The only way to break the cycle is to promote the engineer, but that only restarts the cycle at a new desk. And productivity and concentration actually increase with clutter. So the best solution is for the engineer to “bring his desk to the state of stagnation as soon as possible. From then on, the desk should be ignored completely. All work must be carried out by telephone.”

(Maurice Price, “An Introduction to the Calculus of Desk-Clearing,” Analog Science Fact & Fiction, British edition, 1961, 68-72.)

Elevenses

https://pixabay.com/vectors/calculator-numbers-0-1-2-3-4-5-2374442/

On a standard calculator keypad like the one shown here, any four-digit number that is typed in a rectangular shape is evenly divisible by 11. Some examples: 7964, 6523, 1793, 7128. (The numbers must not include 0.)

Parallelograms work too: 1562, 6875, 2783, etc.

Discussion and some proofs here.

09/20/2023 More: Take three digits in order from any row, column, or main diagonal and append the same three digits in reverse order (e.g., 951159). The resulting number will always be evenly divisible by 37 (and, indeed, by 1221). Mathematical Gazette, December 1986 and June 1987. See also A Keypad Oddity.

The Book of Truth

Once I read a book of 100 numbered pages with one sentence on each page.
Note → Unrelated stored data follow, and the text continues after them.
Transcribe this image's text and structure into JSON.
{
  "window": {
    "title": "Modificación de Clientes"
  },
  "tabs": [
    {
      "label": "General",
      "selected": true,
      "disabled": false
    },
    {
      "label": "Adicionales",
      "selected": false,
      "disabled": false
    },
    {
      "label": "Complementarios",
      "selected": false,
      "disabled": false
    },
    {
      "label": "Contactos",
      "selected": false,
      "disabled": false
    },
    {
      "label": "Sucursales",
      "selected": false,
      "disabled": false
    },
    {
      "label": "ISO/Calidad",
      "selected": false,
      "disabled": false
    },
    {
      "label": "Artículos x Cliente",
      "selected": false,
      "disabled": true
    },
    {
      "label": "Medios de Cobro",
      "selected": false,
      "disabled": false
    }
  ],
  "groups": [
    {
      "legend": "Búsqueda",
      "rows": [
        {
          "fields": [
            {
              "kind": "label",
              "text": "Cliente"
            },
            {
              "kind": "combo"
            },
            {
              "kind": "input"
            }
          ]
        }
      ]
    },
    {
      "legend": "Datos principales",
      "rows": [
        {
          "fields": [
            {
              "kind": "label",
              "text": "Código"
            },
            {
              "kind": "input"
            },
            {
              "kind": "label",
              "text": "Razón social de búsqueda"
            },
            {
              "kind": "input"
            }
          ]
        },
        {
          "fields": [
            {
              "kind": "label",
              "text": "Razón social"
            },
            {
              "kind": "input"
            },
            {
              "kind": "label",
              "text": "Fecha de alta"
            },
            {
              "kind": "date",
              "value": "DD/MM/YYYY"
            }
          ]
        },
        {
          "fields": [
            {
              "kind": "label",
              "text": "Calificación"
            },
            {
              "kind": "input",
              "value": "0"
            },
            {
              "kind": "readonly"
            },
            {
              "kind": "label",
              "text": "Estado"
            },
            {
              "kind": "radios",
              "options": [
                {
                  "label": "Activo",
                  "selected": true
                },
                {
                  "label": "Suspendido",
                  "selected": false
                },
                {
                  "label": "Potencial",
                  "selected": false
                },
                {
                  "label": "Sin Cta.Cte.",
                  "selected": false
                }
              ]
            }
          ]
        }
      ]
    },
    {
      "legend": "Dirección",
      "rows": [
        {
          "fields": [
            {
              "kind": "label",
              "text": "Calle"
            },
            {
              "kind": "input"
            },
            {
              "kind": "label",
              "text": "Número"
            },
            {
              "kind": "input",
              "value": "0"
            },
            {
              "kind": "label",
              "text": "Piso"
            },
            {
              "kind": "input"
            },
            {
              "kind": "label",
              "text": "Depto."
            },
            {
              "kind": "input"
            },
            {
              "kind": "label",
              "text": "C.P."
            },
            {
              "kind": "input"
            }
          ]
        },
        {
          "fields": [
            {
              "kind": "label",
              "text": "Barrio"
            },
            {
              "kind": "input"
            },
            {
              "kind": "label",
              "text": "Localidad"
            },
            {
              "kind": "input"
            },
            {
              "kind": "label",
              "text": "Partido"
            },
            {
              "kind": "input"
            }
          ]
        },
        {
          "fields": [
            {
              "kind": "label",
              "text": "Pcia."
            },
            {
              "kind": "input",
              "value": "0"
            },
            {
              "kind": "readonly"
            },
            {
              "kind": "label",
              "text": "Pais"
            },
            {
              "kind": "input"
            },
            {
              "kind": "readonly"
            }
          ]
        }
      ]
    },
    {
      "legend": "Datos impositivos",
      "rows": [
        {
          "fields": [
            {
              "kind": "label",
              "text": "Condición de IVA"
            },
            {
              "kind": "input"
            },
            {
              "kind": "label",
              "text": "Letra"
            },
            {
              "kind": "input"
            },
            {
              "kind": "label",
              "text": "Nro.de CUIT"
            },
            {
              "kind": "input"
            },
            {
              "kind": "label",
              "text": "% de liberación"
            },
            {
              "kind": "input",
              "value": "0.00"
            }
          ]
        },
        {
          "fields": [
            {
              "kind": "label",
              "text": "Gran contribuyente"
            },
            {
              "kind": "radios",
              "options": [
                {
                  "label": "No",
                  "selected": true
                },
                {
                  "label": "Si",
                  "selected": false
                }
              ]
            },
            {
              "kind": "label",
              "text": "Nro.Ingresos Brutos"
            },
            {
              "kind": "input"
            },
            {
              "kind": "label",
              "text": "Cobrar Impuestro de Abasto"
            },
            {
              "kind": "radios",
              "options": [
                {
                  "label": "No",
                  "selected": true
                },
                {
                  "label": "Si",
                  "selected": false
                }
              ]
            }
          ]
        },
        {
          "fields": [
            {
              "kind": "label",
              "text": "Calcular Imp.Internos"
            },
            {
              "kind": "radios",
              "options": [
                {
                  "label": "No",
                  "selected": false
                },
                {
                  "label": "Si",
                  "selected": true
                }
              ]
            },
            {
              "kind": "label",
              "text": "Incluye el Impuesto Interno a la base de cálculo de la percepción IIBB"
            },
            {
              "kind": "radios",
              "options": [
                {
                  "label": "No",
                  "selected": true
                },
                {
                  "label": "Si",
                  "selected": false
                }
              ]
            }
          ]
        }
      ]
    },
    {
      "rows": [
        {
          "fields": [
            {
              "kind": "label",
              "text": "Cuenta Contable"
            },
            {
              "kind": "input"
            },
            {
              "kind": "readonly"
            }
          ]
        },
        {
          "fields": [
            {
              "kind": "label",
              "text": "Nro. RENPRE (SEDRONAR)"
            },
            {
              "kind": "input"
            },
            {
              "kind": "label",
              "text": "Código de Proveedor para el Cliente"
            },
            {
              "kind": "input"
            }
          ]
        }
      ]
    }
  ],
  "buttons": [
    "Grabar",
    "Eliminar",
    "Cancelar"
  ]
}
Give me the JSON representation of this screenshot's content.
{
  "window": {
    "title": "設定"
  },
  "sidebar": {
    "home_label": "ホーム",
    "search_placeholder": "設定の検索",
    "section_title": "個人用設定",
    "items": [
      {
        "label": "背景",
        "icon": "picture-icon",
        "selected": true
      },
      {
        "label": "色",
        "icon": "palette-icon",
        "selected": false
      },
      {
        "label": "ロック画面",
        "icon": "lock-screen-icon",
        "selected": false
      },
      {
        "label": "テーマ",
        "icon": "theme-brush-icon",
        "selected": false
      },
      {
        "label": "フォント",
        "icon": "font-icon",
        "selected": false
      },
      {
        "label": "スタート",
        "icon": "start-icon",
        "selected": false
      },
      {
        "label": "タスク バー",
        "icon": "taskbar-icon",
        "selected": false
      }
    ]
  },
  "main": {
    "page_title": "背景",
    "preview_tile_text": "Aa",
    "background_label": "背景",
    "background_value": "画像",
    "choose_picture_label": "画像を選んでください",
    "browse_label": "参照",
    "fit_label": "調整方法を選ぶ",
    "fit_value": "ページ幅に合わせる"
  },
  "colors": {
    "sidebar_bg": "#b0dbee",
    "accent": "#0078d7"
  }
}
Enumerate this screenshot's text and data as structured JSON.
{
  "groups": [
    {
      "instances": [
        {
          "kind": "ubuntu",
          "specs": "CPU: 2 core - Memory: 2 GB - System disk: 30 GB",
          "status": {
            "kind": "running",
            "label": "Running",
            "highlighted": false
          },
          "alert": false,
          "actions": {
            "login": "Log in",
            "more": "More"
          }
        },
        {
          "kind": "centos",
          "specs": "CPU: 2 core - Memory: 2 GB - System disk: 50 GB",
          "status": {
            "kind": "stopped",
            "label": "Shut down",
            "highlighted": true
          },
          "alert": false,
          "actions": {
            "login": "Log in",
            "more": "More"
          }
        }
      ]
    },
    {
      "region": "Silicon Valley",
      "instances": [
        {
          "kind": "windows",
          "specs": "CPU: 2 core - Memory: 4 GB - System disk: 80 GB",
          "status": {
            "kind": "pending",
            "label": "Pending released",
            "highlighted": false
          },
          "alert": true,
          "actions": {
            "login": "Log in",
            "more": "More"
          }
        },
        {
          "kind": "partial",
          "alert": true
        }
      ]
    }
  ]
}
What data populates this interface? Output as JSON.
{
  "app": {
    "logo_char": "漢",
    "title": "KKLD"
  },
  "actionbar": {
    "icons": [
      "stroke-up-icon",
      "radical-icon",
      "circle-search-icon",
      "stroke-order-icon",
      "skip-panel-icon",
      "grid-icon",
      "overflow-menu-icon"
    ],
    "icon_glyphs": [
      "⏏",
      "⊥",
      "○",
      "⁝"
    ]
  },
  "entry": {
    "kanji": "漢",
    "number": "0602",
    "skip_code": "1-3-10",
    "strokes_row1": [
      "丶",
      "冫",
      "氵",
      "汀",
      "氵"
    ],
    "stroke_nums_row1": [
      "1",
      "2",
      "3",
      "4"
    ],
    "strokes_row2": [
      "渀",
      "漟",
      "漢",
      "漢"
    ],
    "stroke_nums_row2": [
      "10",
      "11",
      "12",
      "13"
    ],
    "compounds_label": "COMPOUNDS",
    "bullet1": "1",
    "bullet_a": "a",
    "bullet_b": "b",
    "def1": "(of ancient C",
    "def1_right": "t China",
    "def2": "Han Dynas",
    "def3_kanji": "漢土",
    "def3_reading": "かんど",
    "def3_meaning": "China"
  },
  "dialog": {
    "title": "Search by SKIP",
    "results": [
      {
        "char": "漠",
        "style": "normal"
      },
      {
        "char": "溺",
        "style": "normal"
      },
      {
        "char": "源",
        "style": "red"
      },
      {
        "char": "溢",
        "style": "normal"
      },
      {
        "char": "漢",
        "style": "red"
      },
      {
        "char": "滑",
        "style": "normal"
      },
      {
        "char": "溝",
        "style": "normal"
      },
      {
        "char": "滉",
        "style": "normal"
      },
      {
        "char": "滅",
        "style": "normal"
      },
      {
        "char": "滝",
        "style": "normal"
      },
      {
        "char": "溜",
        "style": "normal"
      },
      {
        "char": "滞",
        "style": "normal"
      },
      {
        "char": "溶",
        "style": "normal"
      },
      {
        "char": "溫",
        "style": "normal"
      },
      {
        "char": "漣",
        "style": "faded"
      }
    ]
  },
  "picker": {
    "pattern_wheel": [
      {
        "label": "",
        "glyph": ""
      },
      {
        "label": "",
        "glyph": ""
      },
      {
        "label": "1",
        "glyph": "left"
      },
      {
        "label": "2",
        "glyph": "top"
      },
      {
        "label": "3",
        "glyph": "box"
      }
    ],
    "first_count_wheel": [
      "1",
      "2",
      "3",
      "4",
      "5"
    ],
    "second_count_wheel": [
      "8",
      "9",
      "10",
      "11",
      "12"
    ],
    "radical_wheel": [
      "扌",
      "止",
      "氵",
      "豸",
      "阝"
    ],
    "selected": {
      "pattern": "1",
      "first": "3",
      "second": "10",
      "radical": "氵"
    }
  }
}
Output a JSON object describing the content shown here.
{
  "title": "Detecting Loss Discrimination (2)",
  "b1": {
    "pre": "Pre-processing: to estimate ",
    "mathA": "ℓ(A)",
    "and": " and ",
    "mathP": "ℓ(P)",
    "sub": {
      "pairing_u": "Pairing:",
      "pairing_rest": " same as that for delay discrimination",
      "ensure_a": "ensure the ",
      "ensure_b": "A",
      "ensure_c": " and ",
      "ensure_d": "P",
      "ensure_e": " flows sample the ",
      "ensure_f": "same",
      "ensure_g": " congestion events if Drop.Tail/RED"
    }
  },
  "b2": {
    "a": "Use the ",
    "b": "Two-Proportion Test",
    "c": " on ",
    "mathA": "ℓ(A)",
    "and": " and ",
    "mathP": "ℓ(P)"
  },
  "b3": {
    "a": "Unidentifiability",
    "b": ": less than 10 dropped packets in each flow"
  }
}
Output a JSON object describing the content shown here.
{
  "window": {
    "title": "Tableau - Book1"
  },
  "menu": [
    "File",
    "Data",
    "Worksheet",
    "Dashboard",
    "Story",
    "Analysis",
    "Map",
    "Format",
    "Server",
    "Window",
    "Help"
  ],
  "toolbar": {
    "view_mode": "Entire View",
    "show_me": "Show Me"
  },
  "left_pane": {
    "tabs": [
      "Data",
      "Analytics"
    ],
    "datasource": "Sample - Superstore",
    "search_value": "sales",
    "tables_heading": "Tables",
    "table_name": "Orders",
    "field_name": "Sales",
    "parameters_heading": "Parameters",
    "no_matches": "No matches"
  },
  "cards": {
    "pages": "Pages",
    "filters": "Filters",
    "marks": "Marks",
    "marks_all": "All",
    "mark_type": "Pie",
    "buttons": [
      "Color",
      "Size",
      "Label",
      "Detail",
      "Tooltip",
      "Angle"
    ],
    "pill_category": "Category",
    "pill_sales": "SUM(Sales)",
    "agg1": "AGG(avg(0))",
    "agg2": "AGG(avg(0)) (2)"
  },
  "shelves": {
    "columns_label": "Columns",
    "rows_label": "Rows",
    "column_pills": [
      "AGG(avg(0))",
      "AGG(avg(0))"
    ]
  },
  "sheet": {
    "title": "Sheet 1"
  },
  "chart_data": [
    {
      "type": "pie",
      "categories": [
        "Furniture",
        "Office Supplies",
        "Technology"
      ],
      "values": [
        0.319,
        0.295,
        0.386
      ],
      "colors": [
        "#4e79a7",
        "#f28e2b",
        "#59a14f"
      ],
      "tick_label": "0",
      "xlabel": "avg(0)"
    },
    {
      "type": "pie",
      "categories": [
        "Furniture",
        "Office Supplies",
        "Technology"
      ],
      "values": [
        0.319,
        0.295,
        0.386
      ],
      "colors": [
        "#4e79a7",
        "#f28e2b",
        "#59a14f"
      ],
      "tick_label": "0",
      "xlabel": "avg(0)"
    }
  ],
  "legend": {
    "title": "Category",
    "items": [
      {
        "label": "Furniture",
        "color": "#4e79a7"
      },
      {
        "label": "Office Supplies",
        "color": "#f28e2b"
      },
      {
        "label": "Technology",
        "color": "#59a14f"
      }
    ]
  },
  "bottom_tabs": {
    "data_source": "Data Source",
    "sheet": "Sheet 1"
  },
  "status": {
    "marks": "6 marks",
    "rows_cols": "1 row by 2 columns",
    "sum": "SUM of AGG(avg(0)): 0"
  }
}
Page 1: ‘The sentence on page 2 is true.’ Page 2: ‘The sentence on page 3 is true.’ And so on to page 100: ‘The sentence on page 1 is false.’

On the second reading, page 100 changes the entire book. If page 1 is false, then the truth is ‘The sentence on page 2 is false.’ Likewise, page 2 becomes ‘The sentence on page 3 is false.’ And so on to page 100, which now should be read as ‘The sentence on page 1 is true.’

What happens on the third reading?

— David Morice, “Kickshaws,” Word Ways 26:1 (February 1993), 44-55. See Yablo’s Paradox.